The enormous diversity of bryozoan skeletal shapes and their abundance as living communities and as fossils from the late Cambrian onwards make it possible to use them to understand evolutionary questions such as timing of origins, rates of change, convergent evolution, and origin of variable form in animal communities. This succinct essay summarizes these lines of research quite well.
As a sedimentologist my interest in these organisms was the role they played as sedimentary particles. Bryozoans, along with echinoids and brachiopods, were among the most common sea floor inhabitants of Paleozoic shallow marine realms. They made up a large proportions of the sediment that formed by the disintegration of shells and skeletons of sea creatures.
A typical bryozoan skeleton has a trellis like appearance. Bryozoans are colonial organisms building a lattice like structure with the animal living in chambers called zooids. It is these zooids that was my main interest, or rather what I could see inside them. The animal was long gone, decayed away, but the chamber or cavity was filled with different types of calcite, archiving the process of the transformation of loose sediment into rock. Through geologic history different types of fluids had entered the open spaces within the skeleton and precipitated different types of calcite. Petrologists can infer the changing geochemical conditions as sediments get buried and importantly trace the changes in open spaces, or porosity, as fluids either dissolve sediment or deposit new minerals, information that is useful to the petroleum industry.

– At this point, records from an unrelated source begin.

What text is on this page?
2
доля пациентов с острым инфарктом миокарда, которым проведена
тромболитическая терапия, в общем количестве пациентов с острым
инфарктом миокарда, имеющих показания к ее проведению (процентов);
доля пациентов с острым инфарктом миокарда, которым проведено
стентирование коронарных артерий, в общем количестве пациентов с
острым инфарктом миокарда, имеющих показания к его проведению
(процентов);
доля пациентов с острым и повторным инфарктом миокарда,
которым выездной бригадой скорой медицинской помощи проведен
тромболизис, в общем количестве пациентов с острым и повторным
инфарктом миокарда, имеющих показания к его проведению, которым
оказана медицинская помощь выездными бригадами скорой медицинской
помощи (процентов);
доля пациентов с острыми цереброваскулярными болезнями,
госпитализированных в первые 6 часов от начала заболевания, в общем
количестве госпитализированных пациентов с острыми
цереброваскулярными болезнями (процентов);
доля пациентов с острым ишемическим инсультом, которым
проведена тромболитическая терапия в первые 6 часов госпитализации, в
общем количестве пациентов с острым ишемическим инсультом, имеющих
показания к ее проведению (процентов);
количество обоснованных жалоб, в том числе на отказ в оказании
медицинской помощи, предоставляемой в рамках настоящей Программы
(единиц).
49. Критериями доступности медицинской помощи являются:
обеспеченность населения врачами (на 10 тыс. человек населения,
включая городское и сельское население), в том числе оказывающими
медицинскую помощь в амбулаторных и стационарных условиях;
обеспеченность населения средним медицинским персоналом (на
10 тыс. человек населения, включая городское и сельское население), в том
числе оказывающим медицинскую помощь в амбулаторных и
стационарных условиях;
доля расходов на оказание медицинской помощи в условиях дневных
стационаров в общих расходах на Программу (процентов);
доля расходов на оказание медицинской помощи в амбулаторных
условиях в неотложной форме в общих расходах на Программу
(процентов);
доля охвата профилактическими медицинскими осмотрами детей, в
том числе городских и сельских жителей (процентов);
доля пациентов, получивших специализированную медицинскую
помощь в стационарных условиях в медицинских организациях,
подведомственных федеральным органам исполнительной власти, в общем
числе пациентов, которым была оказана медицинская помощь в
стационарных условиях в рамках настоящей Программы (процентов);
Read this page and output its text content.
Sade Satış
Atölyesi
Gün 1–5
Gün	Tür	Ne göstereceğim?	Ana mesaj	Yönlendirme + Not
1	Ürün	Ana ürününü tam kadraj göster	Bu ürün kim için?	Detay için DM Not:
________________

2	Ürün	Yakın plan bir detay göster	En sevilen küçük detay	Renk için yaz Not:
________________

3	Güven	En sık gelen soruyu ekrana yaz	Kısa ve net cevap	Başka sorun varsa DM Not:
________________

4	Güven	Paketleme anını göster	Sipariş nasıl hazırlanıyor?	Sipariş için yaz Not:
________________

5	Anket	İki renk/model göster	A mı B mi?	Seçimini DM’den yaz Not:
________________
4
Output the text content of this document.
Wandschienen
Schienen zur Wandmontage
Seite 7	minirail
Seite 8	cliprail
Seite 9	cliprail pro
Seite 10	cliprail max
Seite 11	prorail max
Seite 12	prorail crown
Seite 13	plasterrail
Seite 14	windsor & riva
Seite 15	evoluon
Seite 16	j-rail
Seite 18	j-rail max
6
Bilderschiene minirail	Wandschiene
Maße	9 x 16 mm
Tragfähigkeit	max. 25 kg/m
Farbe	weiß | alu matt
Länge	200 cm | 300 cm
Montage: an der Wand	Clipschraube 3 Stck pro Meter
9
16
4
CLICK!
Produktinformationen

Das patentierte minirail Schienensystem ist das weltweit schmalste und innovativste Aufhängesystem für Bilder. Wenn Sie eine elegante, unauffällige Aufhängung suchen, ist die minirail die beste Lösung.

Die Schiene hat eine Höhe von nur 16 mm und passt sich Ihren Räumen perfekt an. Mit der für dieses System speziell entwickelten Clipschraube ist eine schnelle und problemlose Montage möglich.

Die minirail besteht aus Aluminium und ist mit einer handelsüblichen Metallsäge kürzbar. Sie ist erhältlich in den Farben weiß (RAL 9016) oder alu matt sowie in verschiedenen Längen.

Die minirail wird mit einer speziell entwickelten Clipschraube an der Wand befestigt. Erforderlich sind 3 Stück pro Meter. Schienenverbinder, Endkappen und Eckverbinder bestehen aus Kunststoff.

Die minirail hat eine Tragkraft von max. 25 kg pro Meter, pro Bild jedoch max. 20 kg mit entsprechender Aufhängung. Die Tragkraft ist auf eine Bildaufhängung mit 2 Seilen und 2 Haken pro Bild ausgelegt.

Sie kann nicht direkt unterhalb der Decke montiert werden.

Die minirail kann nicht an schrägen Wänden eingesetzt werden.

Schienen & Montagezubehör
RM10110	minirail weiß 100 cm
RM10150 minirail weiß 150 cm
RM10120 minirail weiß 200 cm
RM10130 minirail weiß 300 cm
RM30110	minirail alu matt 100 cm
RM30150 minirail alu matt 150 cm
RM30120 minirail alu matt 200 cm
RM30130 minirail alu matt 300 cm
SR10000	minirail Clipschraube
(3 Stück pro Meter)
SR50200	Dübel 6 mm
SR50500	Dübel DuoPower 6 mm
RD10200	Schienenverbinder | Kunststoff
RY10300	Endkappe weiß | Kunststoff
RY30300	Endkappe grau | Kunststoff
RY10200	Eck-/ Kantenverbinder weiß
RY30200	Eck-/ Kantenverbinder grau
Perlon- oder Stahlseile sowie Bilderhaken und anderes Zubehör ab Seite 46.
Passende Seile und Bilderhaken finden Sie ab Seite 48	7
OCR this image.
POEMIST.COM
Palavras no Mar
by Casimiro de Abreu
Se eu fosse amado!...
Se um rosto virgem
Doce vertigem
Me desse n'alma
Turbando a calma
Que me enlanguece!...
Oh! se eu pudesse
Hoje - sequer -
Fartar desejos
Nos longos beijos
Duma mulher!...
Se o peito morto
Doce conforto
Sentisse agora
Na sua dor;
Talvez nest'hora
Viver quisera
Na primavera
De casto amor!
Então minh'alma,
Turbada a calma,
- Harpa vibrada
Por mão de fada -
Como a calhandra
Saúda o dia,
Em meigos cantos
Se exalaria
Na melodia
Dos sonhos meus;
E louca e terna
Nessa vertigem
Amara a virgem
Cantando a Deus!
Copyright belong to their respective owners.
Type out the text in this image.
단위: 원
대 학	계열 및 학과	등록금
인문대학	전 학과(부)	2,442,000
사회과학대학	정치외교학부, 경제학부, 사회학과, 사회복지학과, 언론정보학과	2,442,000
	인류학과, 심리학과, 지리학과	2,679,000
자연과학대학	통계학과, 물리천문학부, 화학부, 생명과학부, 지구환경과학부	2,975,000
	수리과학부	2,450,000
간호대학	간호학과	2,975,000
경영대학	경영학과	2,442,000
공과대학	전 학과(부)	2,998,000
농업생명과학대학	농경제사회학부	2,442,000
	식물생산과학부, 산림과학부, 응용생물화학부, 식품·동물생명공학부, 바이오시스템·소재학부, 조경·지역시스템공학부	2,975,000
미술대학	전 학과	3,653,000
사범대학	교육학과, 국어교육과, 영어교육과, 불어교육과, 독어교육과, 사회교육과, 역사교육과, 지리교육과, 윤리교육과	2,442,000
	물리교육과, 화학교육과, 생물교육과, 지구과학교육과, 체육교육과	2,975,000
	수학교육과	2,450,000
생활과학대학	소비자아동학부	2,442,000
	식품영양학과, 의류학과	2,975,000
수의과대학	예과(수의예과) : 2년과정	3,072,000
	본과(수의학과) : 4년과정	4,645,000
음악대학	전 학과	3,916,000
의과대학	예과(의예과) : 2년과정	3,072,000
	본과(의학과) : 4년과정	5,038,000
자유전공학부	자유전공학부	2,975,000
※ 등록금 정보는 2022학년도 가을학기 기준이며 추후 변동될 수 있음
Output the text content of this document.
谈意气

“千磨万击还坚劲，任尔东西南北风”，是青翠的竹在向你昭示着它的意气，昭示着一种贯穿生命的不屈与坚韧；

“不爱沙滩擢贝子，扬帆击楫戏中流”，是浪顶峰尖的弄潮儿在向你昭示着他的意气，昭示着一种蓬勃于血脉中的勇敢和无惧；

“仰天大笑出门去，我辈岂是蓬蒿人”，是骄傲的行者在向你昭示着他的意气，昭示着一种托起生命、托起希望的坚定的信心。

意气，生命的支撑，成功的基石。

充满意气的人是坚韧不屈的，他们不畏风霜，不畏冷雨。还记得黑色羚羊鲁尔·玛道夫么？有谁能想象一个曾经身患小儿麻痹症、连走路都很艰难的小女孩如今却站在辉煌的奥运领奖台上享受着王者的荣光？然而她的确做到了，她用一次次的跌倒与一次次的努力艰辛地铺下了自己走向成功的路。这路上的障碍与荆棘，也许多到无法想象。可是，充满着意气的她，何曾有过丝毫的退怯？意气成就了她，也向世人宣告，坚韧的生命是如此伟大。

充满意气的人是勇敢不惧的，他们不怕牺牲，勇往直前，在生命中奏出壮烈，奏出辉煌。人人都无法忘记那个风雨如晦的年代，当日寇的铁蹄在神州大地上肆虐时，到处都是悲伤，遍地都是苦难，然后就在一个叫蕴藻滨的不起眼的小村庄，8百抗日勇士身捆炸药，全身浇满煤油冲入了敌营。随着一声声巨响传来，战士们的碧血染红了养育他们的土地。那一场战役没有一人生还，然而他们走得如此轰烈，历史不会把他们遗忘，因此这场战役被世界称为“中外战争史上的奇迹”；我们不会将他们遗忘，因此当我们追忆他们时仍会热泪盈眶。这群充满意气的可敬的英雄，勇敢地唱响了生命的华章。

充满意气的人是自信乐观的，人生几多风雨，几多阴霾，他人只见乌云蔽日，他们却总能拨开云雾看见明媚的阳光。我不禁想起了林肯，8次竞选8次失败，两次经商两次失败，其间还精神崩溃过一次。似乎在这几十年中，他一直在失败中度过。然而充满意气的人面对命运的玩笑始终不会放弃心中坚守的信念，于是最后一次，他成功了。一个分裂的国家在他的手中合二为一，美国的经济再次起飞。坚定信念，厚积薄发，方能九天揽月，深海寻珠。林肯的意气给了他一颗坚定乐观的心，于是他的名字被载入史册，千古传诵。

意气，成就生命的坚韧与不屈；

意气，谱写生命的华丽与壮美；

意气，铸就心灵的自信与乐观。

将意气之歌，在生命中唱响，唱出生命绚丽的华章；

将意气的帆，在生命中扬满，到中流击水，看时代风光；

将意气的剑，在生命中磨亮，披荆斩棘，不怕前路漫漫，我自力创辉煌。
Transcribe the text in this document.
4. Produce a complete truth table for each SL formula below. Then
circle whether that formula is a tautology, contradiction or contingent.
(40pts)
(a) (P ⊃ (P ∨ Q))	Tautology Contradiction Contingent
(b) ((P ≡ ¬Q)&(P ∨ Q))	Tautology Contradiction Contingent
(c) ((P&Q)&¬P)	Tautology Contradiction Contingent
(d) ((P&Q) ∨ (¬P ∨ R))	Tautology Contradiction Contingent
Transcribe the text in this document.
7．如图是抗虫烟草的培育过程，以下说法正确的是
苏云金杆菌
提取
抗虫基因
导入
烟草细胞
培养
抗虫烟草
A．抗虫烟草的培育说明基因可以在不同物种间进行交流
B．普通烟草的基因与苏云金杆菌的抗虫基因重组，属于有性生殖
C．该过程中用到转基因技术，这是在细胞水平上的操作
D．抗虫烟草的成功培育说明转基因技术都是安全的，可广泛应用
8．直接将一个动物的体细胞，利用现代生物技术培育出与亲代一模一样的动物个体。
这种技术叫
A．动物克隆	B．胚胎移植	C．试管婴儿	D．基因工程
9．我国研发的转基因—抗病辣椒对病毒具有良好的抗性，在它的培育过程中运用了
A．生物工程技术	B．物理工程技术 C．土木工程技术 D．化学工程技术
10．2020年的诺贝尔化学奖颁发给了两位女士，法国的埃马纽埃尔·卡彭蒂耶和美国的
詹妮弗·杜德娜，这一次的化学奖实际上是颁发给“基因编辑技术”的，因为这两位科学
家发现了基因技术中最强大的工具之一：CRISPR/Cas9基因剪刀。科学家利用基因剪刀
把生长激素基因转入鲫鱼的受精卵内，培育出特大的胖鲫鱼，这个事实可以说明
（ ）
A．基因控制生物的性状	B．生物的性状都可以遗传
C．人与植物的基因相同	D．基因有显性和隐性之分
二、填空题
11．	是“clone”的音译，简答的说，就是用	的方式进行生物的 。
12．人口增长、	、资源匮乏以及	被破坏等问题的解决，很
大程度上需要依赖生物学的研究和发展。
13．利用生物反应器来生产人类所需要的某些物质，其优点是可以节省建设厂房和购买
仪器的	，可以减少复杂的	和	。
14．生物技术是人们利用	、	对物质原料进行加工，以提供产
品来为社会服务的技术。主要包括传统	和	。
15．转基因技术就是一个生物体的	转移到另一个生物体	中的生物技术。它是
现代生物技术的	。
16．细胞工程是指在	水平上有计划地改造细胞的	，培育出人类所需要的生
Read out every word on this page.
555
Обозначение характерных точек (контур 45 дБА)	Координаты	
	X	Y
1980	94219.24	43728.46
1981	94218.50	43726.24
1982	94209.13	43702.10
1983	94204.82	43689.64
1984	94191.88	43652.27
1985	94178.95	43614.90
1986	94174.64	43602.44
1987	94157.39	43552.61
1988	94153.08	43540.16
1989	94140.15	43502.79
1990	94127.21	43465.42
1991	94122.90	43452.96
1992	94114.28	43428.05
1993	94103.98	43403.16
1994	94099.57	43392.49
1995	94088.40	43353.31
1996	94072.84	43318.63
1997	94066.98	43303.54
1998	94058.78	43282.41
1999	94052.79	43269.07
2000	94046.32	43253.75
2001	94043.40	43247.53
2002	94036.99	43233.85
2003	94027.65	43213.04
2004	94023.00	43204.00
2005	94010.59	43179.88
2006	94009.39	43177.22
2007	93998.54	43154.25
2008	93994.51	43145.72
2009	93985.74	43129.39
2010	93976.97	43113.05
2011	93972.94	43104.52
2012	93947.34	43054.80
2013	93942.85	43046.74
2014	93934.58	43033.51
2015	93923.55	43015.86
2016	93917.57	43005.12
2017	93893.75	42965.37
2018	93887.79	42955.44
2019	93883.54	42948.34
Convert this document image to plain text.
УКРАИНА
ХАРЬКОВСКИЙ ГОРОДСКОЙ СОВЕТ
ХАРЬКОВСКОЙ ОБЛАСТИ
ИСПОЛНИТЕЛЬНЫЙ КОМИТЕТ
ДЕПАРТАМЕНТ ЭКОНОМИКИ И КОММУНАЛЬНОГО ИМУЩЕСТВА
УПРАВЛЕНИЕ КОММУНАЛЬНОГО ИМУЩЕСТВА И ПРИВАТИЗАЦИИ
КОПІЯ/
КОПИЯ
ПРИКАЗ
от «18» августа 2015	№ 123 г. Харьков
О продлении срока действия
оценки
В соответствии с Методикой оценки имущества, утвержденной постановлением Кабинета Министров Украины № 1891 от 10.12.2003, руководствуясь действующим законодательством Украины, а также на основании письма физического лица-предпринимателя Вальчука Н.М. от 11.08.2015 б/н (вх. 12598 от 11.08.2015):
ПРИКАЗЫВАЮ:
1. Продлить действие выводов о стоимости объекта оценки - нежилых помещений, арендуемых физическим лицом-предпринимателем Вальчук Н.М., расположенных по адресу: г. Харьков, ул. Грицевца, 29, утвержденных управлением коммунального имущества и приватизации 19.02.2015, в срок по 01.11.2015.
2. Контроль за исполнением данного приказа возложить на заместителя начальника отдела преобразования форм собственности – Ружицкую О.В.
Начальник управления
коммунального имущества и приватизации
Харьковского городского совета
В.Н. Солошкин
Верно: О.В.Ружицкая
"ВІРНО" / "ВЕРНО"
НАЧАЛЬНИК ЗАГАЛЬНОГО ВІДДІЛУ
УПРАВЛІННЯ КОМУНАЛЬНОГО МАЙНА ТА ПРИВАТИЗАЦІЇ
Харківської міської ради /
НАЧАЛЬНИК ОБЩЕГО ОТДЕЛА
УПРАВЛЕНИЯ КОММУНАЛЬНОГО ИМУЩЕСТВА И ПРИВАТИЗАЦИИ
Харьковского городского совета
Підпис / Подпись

I will share a couple of examples of these diagenetic changes observed inside a zooid.
This thin section of a limestone from the Middle Ordovician strata of the southern Appalachian mountains has been stained using a mixture of Alizarin Red-S and Potassium Ferricyanide. The pink is an iron free calcite. The purple in the center of the zooids is an iron rich calcite. This sequence from an iron free to an iron rich calcite indicates oxygen poor reducing conditions upon burial, a chemical environment in which iron can enter the growing calcite crystal.
And in this thin section the pale bronze colored mineral highlighting the skeletal frame is chert, a variety of silica that has partially replaced the calcite skeleton. The replacement process has been quite delicate, preserving the original structure of the skeleton.
Evolution is not the only story that bryozoans reveal.